Interrogée jeudi par Le Journal en marge d’un évènement universitaire, la rectrice de l’Université Laval s’est montrée prudente à ce sujet. «Ce projet-là est sur la table, c’est une décision qui est politique. Ce que je souhaite, c’est qu’il s’intègre. Plus il sera intégré, plus il y aura de la fluidité. Les autobus pourront voyager sur le troisième lien», a-t-elle affirmé.

La rectrice a fait cette déclaration après s’être réjouie que les étudiants de l’Université Laval aient accepté par référendum cette semaine de financer un laissez-passer universitaire pour le transport en commun.

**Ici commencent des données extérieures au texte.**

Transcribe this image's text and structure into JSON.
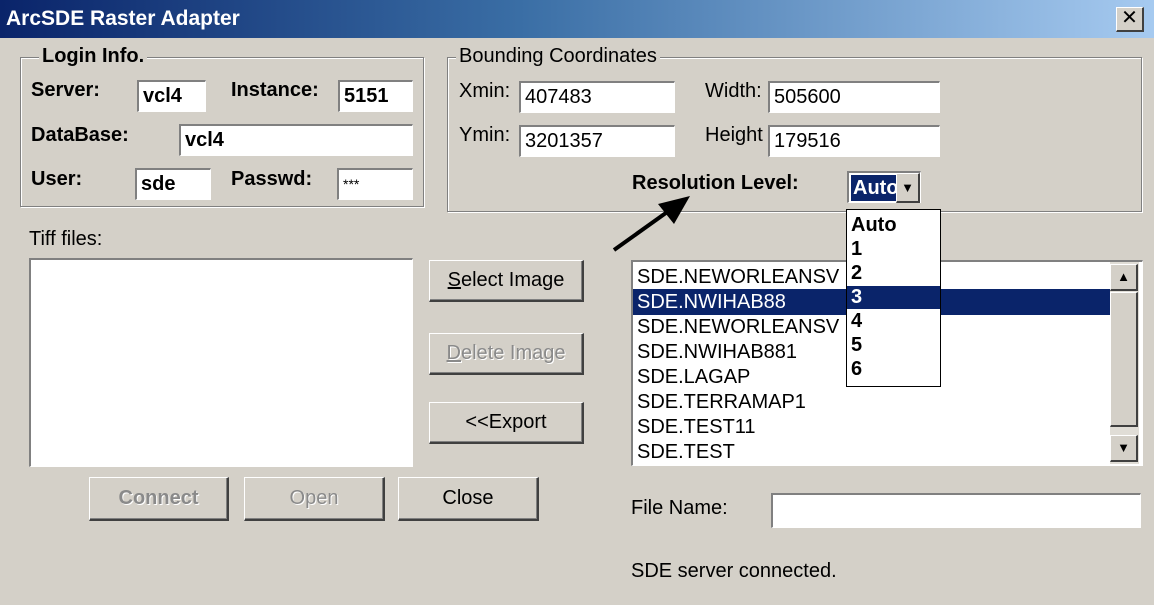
{
  "window": {
    "title": "ArcSDE Raster Adapter",
    "close_glyph": "✕"
  },
  "login": {
    "legend": "Login Info.",
    "server_label": "Server:",
    "server_value": "vcl4",
    "instance_label": "Instance:",
    "instance_value": "5151",
    "database_label": "DataBase:",
    "database_value": "vcl4",
    "user_label": "User:",
    "user_value": "sde",
    "passwd_label": "Passwd:",
    "passwd_value": "***"
  },
  "bounding": {
    "legend": "Bounding Coordinates",
    "xmin_label": "Xmin:",
    "xmin_value": "407483",
    "ymin_label": "Ymin:",
    "ymin_value": "3201357",
    "width_label": "Width:",
    "width_value": "505600",
    "height_label": "Height",
    "height_value": "179516",
    "resolution_label": "Resolution Level:",
    "resolution_value": "Auto"
  },
  "resolution_options": [
    "Auto",
    "1",
    "2",
    "3",
    "4",
    "5",
    "6"
  ],
  "resolution_highlighted": "3",
  "tiff": {
    "label": "Tiff files:",
    "items": []
  },
  "buttons": {
    "select_image": "Select Image",
    "delete_image": "Delete Image",
    "export": "<<Export",
    "connect": "Connect",
    "open": "Open",
    "close": "Close"
  },
  "sde_list": {
    "items": [
      "SDE.NEWORLEANSV",
      "SDE.NWIHAB88",
      "SDE.NEWORLEANSV",
      "SDE.NWIHAB881",
      "SDE.LAGAP",
      "SDE.TERRAMAP1",
      "SDE.TEST11",
      "SDE.TEST"
    ],
    "selected_index": 1
  },
  "file_name": {
    "label": "File Name:",
    "value": ""
  },
  "status": "SDE server connected.",
  "icons": {
    "scroll_up": "▲",
    "scroll_down": "▼",
    "combo_arrow": "▼"
  }
}
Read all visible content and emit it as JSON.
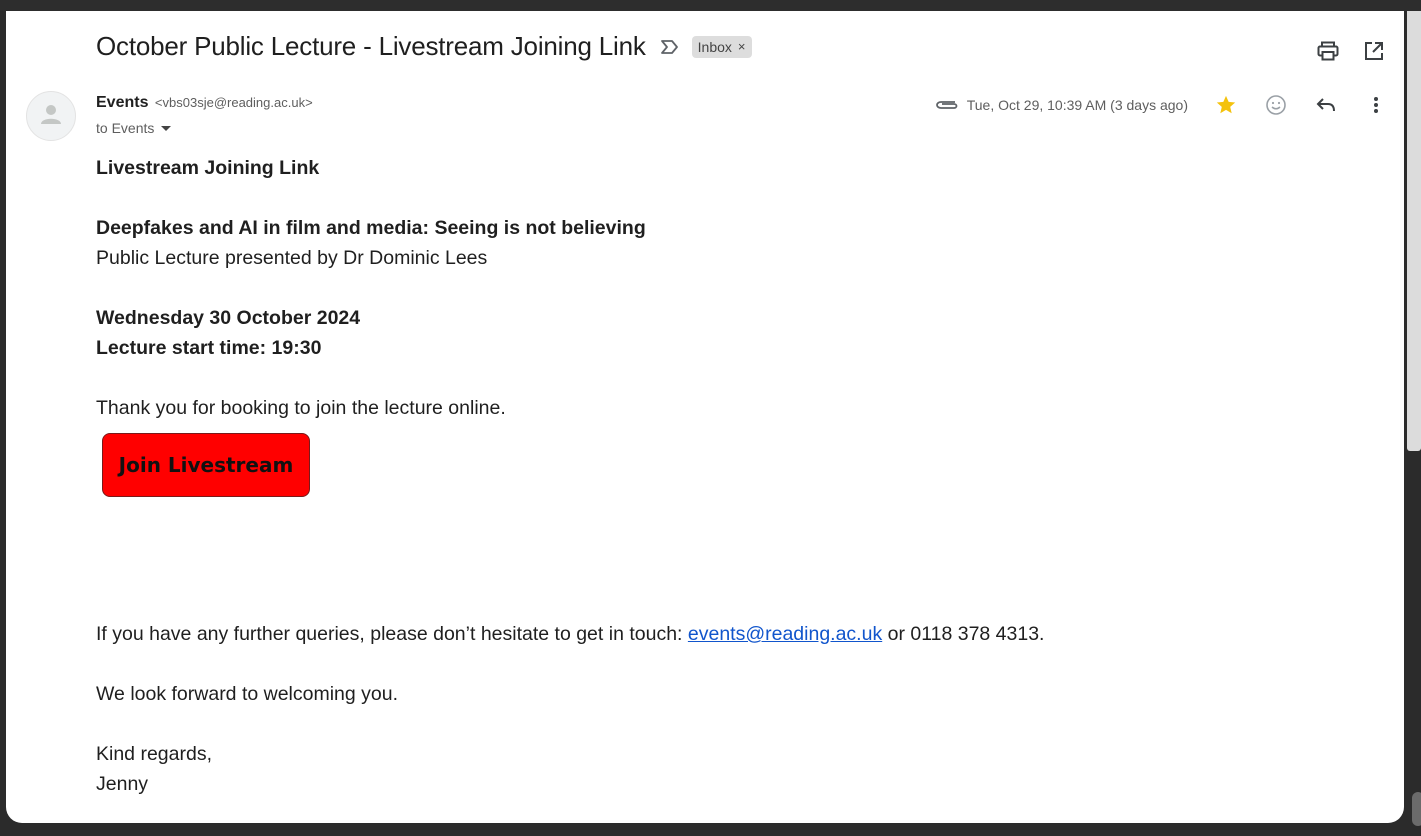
{
  "email": {
    "subject": "October Public Lecture - Livestream Joining Link",
    "label_chip": "Inbox",
    "label_chip_close": "×",
    "sender_name": "Events",
    "sender_email": "<vbs03sje@reading.ac.uk>",
    "to_line": "to Events",
    "date": "Tue, Oct 29, 10:39 AM (3 days ago)"
  },
  "icons": {
    "important": "importance-marker-icon",
    "print": "print-icon",
    "open_new_window": "open-in-new-window-icon",
    "attachment": "paperclip-icon",
    "star": "star-icon",
    "emoji": "emoji-reaction-icon",
    "reply": "reply-icon",
    "more": "more-vertical-icon",
    "avatar": "person-avatar-icon",
    "dropdown": "caret-down-icon"
  },
  "colors": {
    "star": "#f4c20d",
    "join_button": "#ff0000",
    "link": "#1155cc"
  },
  "body": {
    "heading": "Livestream Joining Link",
    "lecture_title": "Deepfakes and AI in film and media: Seeing is not believing",
    "presenter": "Public Lecture presented by Dr Dominic Lees",
    "date_line": "Wednesday 30 October 2024",
    "start_time": "Lecture start time: 19:30",
    "thanks": "Thank you for booking to join the lecture online.",
    "join_button": "Join Livestream",
    "queries_prefix": "If you have any further queries, please don’t hesitate to get in touch: ",
    "queries_link": "events@reading.ac.uk",
    "queries_suffix": " or 0118 378 4313.",
    "welcome": "We look forward to welcoming you.",
    "closing": "Kind regards,",
    "signature": "Jenny"
  }
}
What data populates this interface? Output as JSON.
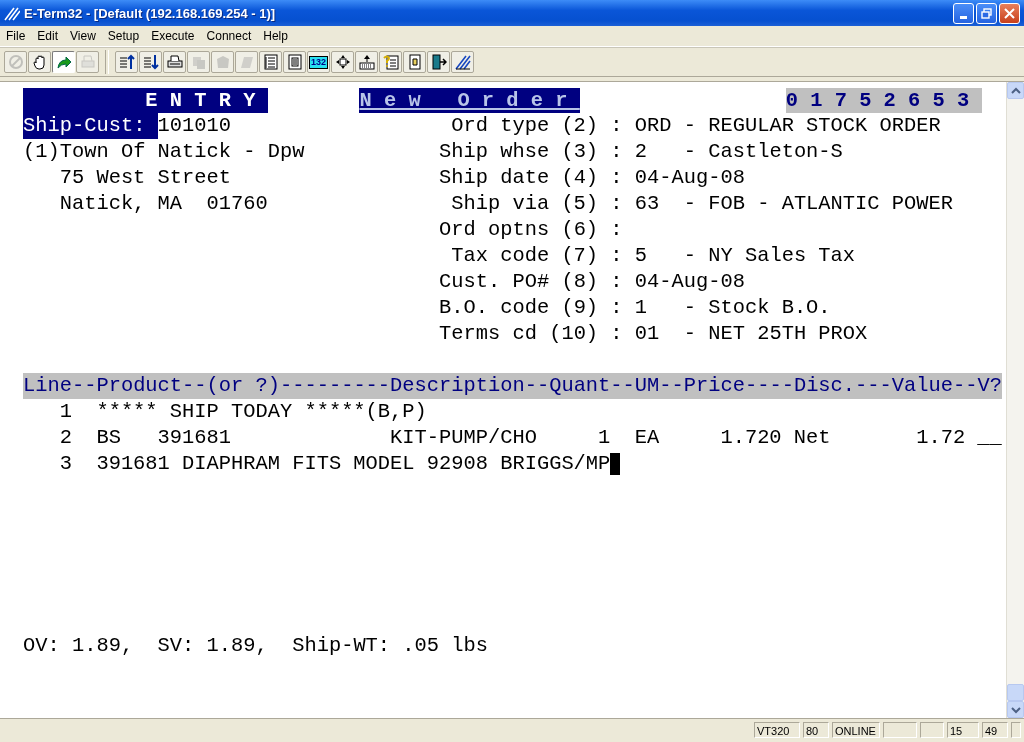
{
  "window": {
    "title": "E-Term32 - [Default (192.168.169.254 - 1)]"
  },
  "menu": [
    "File",
    "Edit",
    "View",
    "Setup",
    "Execute",
    "Connect",
    "Help"
  ],
  "toolbar": {
    "groups": [
      [
        {
          "disabled": true,
          "pressed": false
        },
        {
          "disabled": false,
          "pressed": false
        },
        {
          "disabled": false,
          "pressed": true
        },
        {
          "disabled": true,
          "pressed": false
        }
      ],
      [
        {
          "disabled": false,
          "pressed": false
        },
        {
          "disabled": false,
          "pressed": false
        },
        {
          "disabled": false,
          "pressed": false
        },
        {
          "disabled": true,
          "pressed": false
        },
        {
          "disabled": true,
          "pressed": false
        },
        {
          "disabled": true,
          "pressed": false
        },
        {
          "disabled": false,
          "pressed": false
        },
        {
          "disabled": false,
          "pressed": false
        },
        {
          "disabled": false,
          "pressed": false,
          "label": "132"
        },
        {
          "disabled": false,
          "pressed": false
        },
        {
          "disabled": false,
          "pressed": false
        },
        {
          "disabled": false,
          "pressed": false
        },
        {
          "disabled": false,
          "pressed": false
        },
        {
          "disabled": false,
          "pressed": false
        },
        {
          "disabled": false,
          "pressed": false
        }
      ]
    ]
  },
  "terminal": {
    "banners": [
      "ENTRY",
      "New Order",
      "01752653"
    ],
    "customer": {
      "label": "Ship-Cust:",
      "number": "101010",
      "index": "(1)",
      "name": "Town Of Natick - Dpw",
      "address": [
        "75 West Street",
        "Natick, MA  01760"
      ]
    },
    "fields": [
      {
        "label": "Ord type (2)",
        "separator": ":",
        "value": "ORD - REGULAR STOCK ORDER"
      },
      {
        "label": "Ship whse (3)",
        "separator": ":",
        "value": "2   - Castleton-S"
      },
      {
        "label": "Ship date (4)",
        "separator": ":",
        "value": "04-Aug-08"
      },
      {
        "label": "Ship via (5)",
        "separator": ":",
        "value": "63  - FOB - ATLANTIC POWER"
      },
      {
        "label": "Ord optns (6)",
        "separator": ":"
      },
      {
        "label": "Tax code (7)",
        "separator": ":",
        "value": "5   - NY Sales Tax"
      },
      {
        "label": "Cust. PO# (8)",
        "separator": ":",
        "value": "04-Aug-08"
      },
      {
        "label": "B.O. code (9)",
        "separator": ":",
        "value": "1   - Stock B.O."
      },
      {
        "label": "Terms cd (10)",
        "separator": ":",
        "value": "01  - NET 25TH PROX"
      }
    ],
    "grid_header": "Line--Product--(or ?)---------Description--Quant--UM--Price----Disc.---Value--V?",
    "lines": [
      {
        "kind": "comment",
        "line": "1",
        "text": "***** SHIP TODAY *****(B,P)",
        "cursor": false
      },
      {
        "kind": "item",
        "line": "2",
        "product_type": "BS",
        "product": "391681",
        "description": "KIT-PUMP/CHO",
        "quantity": "1",
        "um": "EA",
        "price": "1.720",
        "disc": "Net",
        "value": "1.72",
        "v": "__"
      },
      {
        "kind": "comment",
        "line": "3",
        "text": "391681 DIAPHRAM FITS MODEL 92908 BRIGGS/MP",
        "cursor": true
      }
    ],
    "totals": "OV: 1.89,  SV: 1.89,  Ship-WT: .05 lbs"
  },
  "status_bar": [
    {
      "text": "VT320"
    },
    {
      "text": "80"
    },
    {
      "text": "ONLINE"
    },
    {
      "blank": true
    },
    {
      "blank": true
    },
    {
      "text": "15"
    },
    {
      "text": "49"
    },
    {
      "blank": true
    }
  ]
}
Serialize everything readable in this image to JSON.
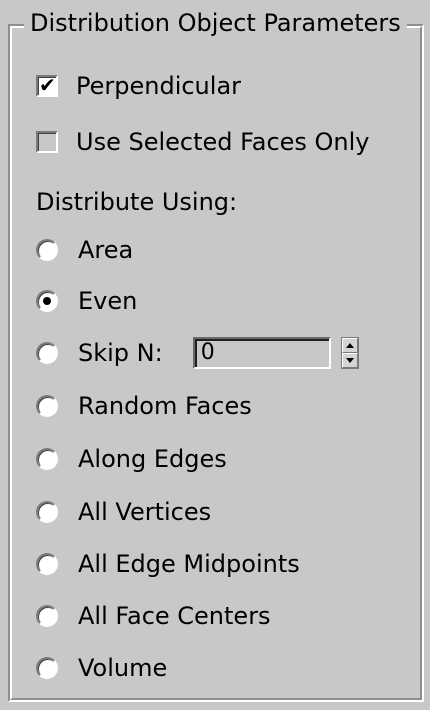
{
  "group": {
    "title": "Distribution Object Parameters"
  },
  "checkboxes": [
    {
      "label": "Perpendicular",
      "checked": true
    },
    {
      "label": "Use Selected Faces Only",
      "checked": false
    }
  ],
  "distribute_using": {
    "label": "Distribute Using:",
    "selected": "Even",
    "options": [
      {
        "label": "Area"
      },
      {
        "label": "Even"
      },
      {
        "label": "Skip N:"
      },
      {
        "label": "Random Faces"
      },
      {
        "label": "Along Edges"
      },
      {
        "label": "All Vertices"
      },
      {
        "label": "All Edge Midpoints"
      },
      {
        "label": "All Face Centers"
      },
      {
        "label": "Volume"
      }
    ]
  },
  "skip_n": {
    "value": "0"
  }
}
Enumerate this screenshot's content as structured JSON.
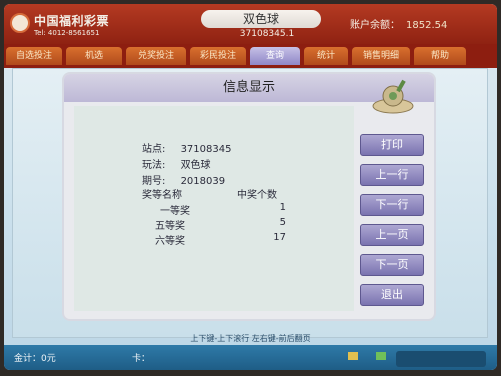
{
  "header": {
    "brand_name": "中国福利彩票",
    "brand_sub": "Tel: 4012-8561651",
    "game_name": "双色球",
    "station_id": "37108345.1",
    "balance_label": "账户余额：",
    "balance_value": "1852.54"
  },
  "tabs": [
    {
      "label": "自选投注"
    },
    {
      "label": "机选"
    },
    {
      "label": "兑奖投注"
    },
    {
      "label": "彩民投注"
    },
    {
      "label": "查询"
    },
    {
      "label": "统计"
    },
    {
      "label": "销售明细"
    },
    {
      "label": "帮助"
    }
  ],
  "dialog": {
    "title": "信息显示",
    "station_label": "站点:",
    "station_value": "37108345",
    "play_label": "玩法:",
    "play_value": "双色球",
    "period_label": "期号:",
    "period_value": "2018039",
    "prize_header_name": "奖等名称",
    "prize_header_count": "中奖个数",
    "prizes": [
      {
        "name": "一等奖",
        "count": "1"
      },
      {
        "name": "五等奖",
        "count": "5"
      },
      {
        "name": "六等奖",
        "count": "17"
      }
    ]
  },
  "buttons": {
    "print": "打印",
    "prev_line": "上一行",
    "next_line": "下一行",
    "prev_page": "上一页",
    "next_page": "下一页",
    "exit": "退出"
  },
  "hint": "上下键-上下滚行  左右键-前后翻页",
  "status": {
    "amount_label": "金计：",
    "amount_value": "0元",
    "card_label": "卡："
  },
  "colors": {
    "header_red": "#b43a22",
    "button_purple": "#8f87c7",
    "status_blue": "#2f7aa8"
  }
}
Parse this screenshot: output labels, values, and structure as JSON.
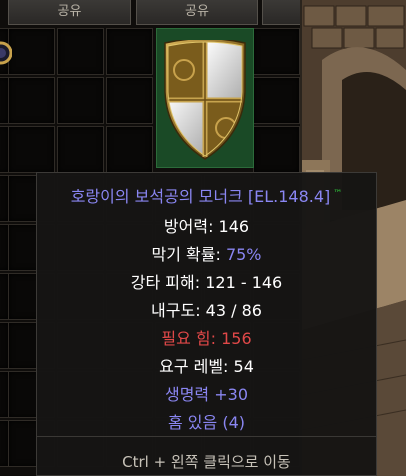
{
  "tabs": [
    "공유",
    "공유",
    ""
  ],
  "item": {
    "title": "호랑이의 보석공의 모너크 [EL.148.4]",
    "trademark": "™",
    "defense_label": "방어력: ",
    "defense_value": "146",
    "block_label": "막기 확률: ",
    "block_value": "75%",
    "smite_label": "강타 피해: ",
    "smite_value": "121 - 146",
    "durability_label": "내구도: ",
    "durability_value": "43 / 86",
    "req_str_label": "필요 힘: ",
    "req_str_value": "156",
    "req_level_label": "요구 레벨: ",
    "req_level_value": "54",
    "life": "생명력 +30",
    "sockets": "홈 있음 (4)"
  },
  "footer": "Ctrl + 왼쪽 클릭으로 이동",
  "colors": {
    "title": "#8a86f2",
    "magic_stat": "#8a86f2",
    "requirement_unmet": "#e04848",
    "trademark": "#2fd43d",
    "item_slot_bg": "#1a4a26"
  },
  "icons": {
    "shield": "monarch-shield-icon",
    "socket": "gem-socket-icon"
  }
}
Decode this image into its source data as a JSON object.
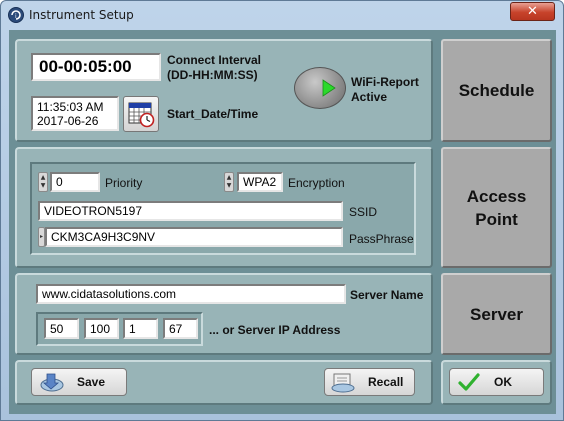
{
  "window": {
    "title": "Instrument Setup",
    "close_symbol": "✕"
  },
  "schedule": {
    "connect_interval_value": "00-00:05:00",
    "connect_interval_label": "Connect Interval",
    "connect_interval_format": "(DD-HH:MM:SS)",
    "start_time": "11:35:03 AM",
    "start_date": "2017-06-26",
    "start_label": "Start_Date/Time",
    "wifi_label_line1": "WiFi-Report",
    "wifi_label_line2": "Active",
    "wifi_active": true
  },
  "access_point": {
    "priority_value": "0",
    "priority_label": "Priority",
    "encryption_value": "WPA2",
    "encryption_label": "Encryption",
    "ssid_value": "VIDEOTRON5197",
    "ssid_label": "SSID",
    "passphrase_value": "CKM3CA9H3C9NV",
    "passphrase_label": "PassPhrase"
  },
  "server": {
    "name_value": "www.cidatasolutions.com",
    "name_label": "Server Name",
    "ip_octets": [
      "50",
      "100",
      "1",
      "67"
    ],
    "ip_label": "... or Server IP Address"
  },
  "side_buttons": {
    "schedule": "Schedule",
    "access_point_line1": "Access",
    "access_point_line2": "Point",
    "server": "Server"
  },
  "footer": {
    "save_label": "Save",
    "recall_label": "Recall",
    "ok_label": "OK"
  },
  "colors": {
    "client_bg": "#6d8f96",
    "panel_bg": "#98b4b7",
    "side_button_bg": "#a9a9a9",
    "wifi_indicator": "#2bd92b"
  }
}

Mme D’Amours ne voit pas nécessairement de contradiction entre cette volonté des étudiants de favoriser le transport en commun et le projet du troisième lien. «On parle d’un troisième lien sans avoir de justificatif. C’est difficile de dire que je suis contre et que c’est contre le développement durable parce qu’il y a une analyse qui doit être faite sur les flux, sur la population, sur les projections de population sur dix ans», a-t-elle indiqué.

«J’ai confiance aux équipes qui font les calculs et les analyses et qui vont dire quand et comment ce troisième lien doit arriver. Je pense qu’au ministère on a des gens compétents pour faire ça», a ajouté la rectrice.

Mme D’Amours a fait ces déclarations en marge de l’assemblée générale annuelle, à laquelle toute la communauté universitaire avait été conviée hier.